Horizontes infinitos

(A partir de uma foto de Maria João Dias.)


Ela estava à janela quando cheguei. Olhei-a durante um instante, em silêncio. Depois, disse-lhe: «Amo-te.» E sorri, admirando a elegância com que se virava para mim. Mas ela olhou-me sem surpresa nem alegria, pensativa, distante; contrariada. Não sorriu. Disse: «Sempre que afirmas que me amas, aprisionas-me mais um pouco. Porque dizê-lo significa, na verdade, denunciar o teu desejo de que eu permaneça indefinidamente como estou, para que assim possas continuar a amar-me. Desejas-me imutável, congelada num momento eterno; é isso que amas, esse momento.
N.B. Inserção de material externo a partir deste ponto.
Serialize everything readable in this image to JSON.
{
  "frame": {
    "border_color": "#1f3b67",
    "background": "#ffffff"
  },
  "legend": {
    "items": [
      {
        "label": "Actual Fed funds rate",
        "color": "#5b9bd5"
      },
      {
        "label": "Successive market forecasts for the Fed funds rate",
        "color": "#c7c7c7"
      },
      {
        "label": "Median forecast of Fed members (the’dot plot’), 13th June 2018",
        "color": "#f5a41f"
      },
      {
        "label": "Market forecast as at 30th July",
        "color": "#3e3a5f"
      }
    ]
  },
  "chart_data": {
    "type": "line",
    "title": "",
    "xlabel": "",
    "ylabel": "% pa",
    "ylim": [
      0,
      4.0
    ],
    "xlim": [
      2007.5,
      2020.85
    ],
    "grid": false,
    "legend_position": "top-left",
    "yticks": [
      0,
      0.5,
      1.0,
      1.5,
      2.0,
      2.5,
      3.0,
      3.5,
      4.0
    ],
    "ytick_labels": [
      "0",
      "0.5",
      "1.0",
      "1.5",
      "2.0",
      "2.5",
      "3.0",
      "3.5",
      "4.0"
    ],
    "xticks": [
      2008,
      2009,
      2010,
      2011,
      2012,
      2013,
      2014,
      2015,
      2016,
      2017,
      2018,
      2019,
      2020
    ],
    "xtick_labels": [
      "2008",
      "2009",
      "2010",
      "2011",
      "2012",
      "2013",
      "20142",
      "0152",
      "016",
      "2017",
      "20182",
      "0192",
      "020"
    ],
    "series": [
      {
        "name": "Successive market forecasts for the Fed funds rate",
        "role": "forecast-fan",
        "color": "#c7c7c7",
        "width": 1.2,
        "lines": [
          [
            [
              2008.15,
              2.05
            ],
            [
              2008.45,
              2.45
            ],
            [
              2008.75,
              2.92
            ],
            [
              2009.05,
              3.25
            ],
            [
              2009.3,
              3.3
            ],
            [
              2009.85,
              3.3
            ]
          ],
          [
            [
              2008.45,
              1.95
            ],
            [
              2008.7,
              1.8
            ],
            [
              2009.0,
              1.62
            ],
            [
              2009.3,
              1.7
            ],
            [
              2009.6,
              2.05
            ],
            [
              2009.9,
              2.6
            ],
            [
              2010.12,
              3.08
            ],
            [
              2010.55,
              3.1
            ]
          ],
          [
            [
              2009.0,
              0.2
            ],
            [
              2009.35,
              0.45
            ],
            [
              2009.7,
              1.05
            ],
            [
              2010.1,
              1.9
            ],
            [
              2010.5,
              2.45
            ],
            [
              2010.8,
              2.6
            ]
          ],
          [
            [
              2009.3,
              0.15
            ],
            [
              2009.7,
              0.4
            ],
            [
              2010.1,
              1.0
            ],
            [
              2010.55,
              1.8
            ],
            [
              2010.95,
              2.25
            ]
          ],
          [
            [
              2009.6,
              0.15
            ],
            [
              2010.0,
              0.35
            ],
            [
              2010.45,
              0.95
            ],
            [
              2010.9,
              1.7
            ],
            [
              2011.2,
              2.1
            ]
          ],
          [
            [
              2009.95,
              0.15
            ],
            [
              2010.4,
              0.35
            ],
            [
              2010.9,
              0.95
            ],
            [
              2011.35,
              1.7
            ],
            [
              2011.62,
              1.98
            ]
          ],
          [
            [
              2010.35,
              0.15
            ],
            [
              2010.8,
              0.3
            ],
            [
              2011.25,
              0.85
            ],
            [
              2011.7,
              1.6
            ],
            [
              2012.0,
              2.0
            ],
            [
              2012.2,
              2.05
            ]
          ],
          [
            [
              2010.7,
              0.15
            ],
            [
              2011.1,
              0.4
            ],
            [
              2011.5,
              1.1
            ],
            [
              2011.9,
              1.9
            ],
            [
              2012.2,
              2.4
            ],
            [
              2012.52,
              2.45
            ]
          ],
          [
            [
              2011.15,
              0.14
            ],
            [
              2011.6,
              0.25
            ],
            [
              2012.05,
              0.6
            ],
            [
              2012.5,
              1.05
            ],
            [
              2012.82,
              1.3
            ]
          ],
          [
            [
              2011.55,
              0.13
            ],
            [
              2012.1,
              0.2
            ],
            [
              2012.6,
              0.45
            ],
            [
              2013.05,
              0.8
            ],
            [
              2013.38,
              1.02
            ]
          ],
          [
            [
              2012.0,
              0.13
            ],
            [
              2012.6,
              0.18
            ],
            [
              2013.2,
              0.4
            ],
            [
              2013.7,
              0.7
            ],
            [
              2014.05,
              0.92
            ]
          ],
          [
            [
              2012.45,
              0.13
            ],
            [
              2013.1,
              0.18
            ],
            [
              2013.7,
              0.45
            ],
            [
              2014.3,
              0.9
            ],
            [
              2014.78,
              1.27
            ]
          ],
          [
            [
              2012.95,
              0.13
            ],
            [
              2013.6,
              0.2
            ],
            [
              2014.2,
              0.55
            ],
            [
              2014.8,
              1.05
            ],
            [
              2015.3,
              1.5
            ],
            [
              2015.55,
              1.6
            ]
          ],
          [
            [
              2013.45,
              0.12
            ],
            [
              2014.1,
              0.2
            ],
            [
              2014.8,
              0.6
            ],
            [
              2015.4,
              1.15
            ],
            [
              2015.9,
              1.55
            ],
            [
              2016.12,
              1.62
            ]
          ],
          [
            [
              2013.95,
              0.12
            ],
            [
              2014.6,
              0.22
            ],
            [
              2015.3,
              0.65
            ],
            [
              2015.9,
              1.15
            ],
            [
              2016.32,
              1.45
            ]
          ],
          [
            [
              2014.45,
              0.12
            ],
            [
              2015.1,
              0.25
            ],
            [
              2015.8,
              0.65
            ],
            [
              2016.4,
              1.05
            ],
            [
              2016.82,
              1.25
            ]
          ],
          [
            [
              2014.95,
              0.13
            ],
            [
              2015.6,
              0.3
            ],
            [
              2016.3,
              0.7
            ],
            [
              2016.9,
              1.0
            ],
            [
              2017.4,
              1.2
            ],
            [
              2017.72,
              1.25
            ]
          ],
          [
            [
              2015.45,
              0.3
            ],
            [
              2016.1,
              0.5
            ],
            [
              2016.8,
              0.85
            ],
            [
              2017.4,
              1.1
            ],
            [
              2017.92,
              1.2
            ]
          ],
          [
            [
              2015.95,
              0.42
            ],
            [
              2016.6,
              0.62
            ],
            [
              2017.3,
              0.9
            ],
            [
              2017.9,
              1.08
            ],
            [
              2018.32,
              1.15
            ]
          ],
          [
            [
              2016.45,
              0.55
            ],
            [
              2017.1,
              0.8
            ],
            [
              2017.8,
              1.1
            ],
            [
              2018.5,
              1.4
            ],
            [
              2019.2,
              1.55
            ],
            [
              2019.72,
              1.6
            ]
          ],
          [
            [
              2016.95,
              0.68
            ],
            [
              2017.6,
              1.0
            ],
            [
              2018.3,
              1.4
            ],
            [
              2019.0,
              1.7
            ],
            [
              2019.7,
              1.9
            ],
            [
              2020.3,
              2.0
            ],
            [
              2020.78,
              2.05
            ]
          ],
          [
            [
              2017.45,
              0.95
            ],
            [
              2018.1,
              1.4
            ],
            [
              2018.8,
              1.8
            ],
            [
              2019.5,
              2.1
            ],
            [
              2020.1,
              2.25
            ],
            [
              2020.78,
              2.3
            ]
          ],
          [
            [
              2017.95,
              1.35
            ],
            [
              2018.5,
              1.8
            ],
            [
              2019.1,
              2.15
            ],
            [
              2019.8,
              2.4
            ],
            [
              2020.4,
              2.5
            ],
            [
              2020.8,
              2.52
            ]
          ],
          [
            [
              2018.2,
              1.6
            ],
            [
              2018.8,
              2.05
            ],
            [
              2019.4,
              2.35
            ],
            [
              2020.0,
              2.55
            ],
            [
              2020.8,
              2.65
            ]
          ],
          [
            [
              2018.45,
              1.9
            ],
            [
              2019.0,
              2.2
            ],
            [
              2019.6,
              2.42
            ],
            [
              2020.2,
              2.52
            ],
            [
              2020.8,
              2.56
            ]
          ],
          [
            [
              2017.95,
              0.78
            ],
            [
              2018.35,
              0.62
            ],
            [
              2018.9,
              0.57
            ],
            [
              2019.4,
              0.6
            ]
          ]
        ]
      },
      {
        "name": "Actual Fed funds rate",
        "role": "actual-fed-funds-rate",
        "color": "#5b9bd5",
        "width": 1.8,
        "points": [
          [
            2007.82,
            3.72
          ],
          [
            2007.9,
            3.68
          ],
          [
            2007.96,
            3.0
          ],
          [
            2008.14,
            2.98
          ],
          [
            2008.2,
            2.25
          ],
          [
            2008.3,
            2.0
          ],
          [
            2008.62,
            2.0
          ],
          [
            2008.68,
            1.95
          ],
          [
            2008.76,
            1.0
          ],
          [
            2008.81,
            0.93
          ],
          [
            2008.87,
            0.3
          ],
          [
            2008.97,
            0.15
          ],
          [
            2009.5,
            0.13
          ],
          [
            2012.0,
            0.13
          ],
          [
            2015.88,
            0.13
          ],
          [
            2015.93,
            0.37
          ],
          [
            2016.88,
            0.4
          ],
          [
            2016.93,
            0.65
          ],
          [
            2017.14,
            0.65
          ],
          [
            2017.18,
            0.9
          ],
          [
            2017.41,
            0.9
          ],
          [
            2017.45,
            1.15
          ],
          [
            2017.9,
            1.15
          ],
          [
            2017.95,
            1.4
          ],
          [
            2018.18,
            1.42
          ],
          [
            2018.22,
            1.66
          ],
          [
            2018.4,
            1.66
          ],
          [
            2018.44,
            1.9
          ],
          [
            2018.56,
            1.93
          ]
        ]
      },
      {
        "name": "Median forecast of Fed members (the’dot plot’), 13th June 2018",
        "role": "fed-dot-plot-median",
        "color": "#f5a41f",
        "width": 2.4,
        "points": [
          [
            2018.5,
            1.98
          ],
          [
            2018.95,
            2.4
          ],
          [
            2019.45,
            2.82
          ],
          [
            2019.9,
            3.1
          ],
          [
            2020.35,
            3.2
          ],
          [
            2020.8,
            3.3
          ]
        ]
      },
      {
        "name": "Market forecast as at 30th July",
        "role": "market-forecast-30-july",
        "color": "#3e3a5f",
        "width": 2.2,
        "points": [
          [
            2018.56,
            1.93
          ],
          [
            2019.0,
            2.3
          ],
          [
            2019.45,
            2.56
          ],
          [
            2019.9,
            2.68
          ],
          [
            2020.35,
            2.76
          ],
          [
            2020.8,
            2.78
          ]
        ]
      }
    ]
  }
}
Sempre achei que dizer que se ama alguém é negar-lhe a possibilidade de mudança, não concordas? Mas não quero olhar para alguém e sentir-me presa, sentir-me condicionada. Quero olhar para alguém, para ti, e sentir-me livre. Quero que sejas o espelho da minha liberdade, da minha possibilidade de mudança. Quero que sejas uma janela: olhando para ti, desejo vislumbrar um universo de possibilidades, horizontes infinitos, o vasto céu sem limites. Não digas que me amas, está bem? Diz-me que queres ser a minha janela.» Olhou-me durante um instante, em silêncio. Ainda pensativa, ainda mais distante. Depois, virou-se e contemplou o mundo pela janela; esqueceu-me. Poderia responder-lhe que estava enganada, que era exactamente ao contrário; explicar que em cada momento a descobria de novo, a descobria nova, e me deslumbrava; como se a visse pela primeira vez e cada primeira vez fosse mais intensa, mais arrebatadora; explicar que em cada um desses momentos a amava como se fosse a primeira vez. Mas ela olhava pela janela, interessada nos universos infinitos e desinteressada de mim. Para quê falar? Afinal, dissera uma única palavra e tudo se desmoronara; uma frase inteira poderia ser mortífera. Mas o silêncio também o estava a ser. Restava fugir; e foi por isso que me aproximei da janela.